A group called Restoring Integrity and Trust in Elections, RITE, also filed a brief supporting N.C. lawmakers. RITE’s board of directors includes former two-time U.S. Attorney General William Barr and National Review legal expert Andrew McCarthy.

“This case presents a contest of power between a state legislature exercising delegated federal authority and a state court applying a state constitution,” according to RITE’s brief.

“The text, structure, and history of the Constitution easily resolve this contest,” the brief added. “The Elections Clause … provides: ‘The Times, Places, and Manner of holding Elections for Senators and Representatives, shall be prescribed in each State by the Legislature thereof; but the Congress may at any time by Law make or alter such Regulations, except as to the Places of chusing Senators.”

“Thus, under the Clause, the legislature (not a state court) has the power to draw congressional maps. The Framers crafted this allocation of power to entrust the exercise of political judgment on the political matter of elections to the lawmaking branches, subject to the regulations of Congress and the federal Constitution.”

But at least one high-profile Republican political figure cautions against a Supreme Court ruling endorsing the Elections Clause argument. John “Jay” Ashcroft is secretary of state of Missouri. He’s the son of a former U.S. attorney general from the George W. Bush administration.

In his own friend-of-the-court brief, Ashcroft addresses the question of whether state courts can nullify legislators’ regulations regarding the “manner of holding elections” for Congress. His answer? “Unequivocally no.” But Ashcroft disputes the idea that redistricting falls under the definition of “manner of holding elections.”
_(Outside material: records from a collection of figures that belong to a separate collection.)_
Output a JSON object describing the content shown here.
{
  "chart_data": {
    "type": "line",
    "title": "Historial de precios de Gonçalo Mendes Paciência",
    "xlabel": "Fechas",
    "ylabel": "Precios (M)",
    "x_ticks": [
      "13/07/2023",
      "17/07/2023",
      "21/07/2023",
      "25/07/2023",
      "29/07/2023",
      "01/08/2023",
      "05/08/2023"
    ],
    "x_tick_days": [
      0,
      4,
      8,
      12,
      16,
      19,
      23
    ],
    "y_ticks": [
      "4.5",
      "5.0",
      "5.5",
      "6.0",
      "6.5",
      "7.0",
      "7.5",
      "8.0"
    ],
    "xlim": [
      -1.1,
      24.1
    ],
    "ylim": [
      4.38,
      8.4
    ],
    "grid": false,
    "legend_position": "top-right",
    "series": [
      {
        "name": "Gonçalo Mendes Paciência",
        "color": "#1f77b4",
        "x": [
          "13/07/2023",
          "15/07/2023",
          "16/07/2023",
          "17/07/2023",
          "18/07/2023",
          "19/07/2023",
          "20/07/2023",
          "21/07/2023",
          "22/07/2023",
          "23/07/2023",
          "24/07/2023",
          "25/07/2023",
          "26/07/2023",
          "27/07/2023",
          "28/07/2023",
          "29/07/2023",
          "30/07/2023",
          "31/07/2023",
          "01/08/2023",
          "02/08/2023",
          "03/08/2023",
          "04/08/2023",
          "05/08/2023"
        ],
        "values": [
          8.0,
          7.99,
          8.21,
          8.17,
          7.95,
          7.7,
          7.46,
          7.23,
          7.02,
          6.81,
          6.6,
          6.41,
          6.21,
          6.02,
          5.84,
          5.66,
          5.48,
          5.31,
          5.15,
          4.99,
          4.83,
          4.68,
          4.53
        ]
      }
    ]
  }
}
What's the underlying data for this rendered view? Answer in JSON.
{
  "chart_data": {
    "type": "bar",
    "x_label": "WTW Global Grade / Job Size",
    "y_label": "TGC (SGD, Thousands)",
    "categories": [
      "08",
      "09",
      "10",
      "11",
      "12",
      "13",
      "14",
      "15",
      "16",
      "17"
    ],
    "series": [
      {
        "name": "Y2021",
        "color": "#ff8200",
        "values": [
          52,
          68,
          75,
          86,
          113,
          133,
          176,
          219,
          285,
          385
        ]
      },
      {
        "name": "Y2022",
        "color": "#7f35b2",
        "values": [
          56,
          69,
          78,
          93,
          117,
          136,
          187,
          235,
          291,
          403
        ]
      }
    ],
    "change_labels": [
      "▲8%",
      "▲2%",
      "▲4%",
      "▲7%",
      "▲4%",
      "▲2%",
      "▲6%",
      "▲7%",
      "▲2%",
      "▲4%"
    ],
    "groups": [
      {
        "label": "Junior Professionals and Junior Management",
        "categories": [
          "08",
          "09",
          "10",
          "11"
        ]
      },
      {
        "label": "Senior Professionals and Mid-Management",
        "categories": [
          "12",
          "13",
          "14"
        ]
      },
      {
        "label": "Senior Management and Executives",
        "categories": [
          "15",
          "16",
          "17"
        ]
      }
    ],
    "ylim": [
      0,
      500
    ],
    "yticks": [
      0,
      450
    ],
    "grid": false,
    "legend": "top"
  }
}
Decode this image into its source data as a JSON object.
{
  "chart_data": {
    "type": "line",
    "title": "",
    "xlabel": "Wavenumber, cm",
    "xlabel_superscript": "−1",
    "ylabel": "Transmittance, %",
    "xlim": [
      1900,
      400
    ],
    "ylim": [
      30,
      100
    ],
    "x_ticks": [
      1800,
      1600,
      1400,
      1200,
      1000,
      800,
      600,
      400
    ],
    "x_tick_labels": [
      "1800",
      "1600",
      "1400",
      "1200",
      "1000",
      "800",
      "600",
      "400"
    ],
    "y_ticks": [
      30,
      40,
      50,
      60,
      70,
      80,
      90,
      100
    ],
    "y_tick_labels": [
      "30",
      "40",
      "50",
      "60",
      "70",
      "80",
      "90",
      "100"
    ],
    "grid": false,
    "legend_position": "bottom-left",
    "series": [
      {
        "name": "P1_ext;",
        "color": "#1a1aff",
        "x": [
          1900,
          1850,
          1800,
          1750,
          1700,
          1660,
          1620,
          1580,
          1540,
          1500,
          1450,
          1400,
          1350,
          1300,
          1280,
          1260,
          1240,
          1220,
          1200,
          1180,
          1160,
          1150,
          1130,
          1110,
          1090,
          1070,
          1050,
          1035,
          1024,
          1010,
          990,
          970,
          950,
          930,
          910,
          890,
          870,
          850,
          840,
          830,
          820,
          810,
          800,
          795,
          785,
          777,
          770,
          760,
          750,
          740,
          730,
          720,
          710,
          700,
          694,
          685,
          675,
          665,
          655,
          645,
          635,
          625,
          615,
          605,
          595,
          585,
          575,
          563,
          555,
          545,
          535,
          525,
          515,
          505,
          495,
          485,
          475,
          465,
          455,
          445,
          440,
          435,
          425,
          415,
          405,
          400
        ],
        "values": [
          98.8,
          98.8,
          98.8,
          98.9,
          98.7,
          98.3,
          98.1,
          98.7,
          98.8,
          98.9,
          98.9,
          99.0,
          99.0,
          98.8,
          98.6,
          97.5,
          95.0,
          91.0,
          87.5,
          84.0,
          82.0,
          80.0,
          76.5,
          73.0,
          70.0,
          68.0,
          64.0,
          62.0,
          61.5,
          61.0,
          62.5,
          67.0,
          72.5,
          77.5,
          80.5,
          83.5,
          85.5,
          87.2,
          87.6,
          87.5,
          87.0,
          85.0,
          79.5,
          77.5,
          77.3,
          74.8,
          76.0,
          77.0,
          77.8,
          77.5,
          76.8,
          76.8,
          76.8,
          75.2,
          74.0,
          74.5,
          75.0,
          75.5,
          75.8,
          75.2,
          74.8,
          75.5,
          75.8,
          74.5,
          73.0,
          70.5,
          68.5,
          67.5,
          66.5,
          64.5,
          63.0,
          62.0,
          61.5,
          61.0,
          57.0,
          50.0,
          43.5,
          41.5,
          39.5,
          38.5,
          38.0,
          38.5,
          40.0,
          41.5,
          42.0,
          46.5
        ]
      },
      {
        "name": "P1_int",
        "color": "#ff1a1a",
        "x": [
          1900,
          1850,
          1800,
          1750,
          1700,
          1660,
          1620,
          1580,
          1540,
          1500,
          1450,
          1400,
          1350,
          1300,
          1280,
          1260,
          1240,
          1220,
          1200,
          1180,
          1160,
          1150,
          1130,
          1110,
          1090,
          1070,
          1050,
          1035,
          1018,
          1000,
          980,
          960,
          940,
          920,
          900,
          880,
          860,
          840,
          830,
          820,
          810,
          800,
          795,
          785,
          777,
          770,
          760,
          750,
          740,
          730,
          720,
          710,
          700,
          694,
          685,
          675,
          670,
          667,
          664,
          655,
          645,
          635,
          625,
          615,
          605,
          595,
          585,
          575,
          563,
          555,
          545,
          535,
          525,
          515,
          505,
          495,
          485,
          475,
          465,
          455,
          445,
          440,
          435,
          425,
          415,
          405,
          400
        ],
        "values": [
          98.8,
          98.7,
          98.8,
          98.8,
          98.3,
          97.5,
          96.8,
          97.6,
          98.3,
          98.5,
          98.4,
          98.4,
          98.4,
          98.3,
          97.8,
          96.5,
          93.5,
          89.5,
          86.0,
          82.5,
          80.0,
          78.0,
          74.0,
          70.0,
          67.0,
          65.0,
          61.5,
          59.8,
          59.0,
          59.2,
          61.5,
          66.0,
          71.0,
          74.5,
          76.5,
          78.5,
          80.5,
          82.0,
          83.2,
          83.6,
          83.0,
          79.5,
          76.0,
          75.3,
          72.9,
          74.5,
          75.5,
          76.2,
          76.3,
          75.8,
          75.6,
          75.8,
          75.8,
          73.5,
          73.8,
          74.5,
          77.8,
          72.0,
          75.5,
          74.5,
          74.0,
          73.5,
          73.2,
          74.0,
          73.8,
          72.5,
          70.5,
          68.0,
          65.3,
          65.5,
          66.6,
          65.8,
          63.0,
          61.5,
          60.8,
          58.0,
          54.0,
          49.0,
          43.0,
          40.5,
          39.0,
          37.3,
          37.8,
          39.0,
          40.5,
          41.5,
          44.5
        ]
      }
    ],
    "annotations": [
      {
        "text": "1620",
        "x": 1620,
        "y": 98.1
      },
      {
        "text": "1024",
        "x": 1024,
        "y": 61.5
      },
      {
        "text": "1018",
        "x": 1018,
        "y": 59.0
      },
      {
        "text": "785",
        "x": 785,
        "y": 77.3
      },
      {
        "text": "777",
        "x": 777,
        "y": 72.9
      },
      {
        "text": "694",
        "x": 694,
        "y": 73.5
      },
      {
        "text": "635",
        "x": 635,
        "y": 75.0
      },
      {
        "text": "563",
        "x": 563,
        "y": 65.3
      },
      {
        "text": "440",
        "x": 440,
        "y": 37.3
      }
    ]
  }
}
“[C]onstruing the Elections Clause to include redistricting raises difficult, troubling questions about congressional oversight the ratifying public voiced at the founding,” Ashcroft argued.

Tying redistricting to the Constitution’s Elections Clause could open the door to congressional meddling in state election maps, Ashcroft explained.

“[C]onstruing the Elections Clause to include redistricting raises troubling questions: Suppose the Missouri legislature passes a 7R-1D map [with seven congressional districts favoring Republican candidates and one favoring Democrats]; absent compactness or racial concerns, can Congress nevertheless revise that map as a 4R-4D map?” Ashcroft asked. “If Congress can ‘make or alter’ state maps, can it do so for purely partisan reasons? If so, are there any limits to Congress’ power here? If no limits, then isn’t this the kind of ‘omnipotent’ Congress the ratifying public feared?”

The U.S. Supreme Court will hear arguments in Moore v. Harper later this year.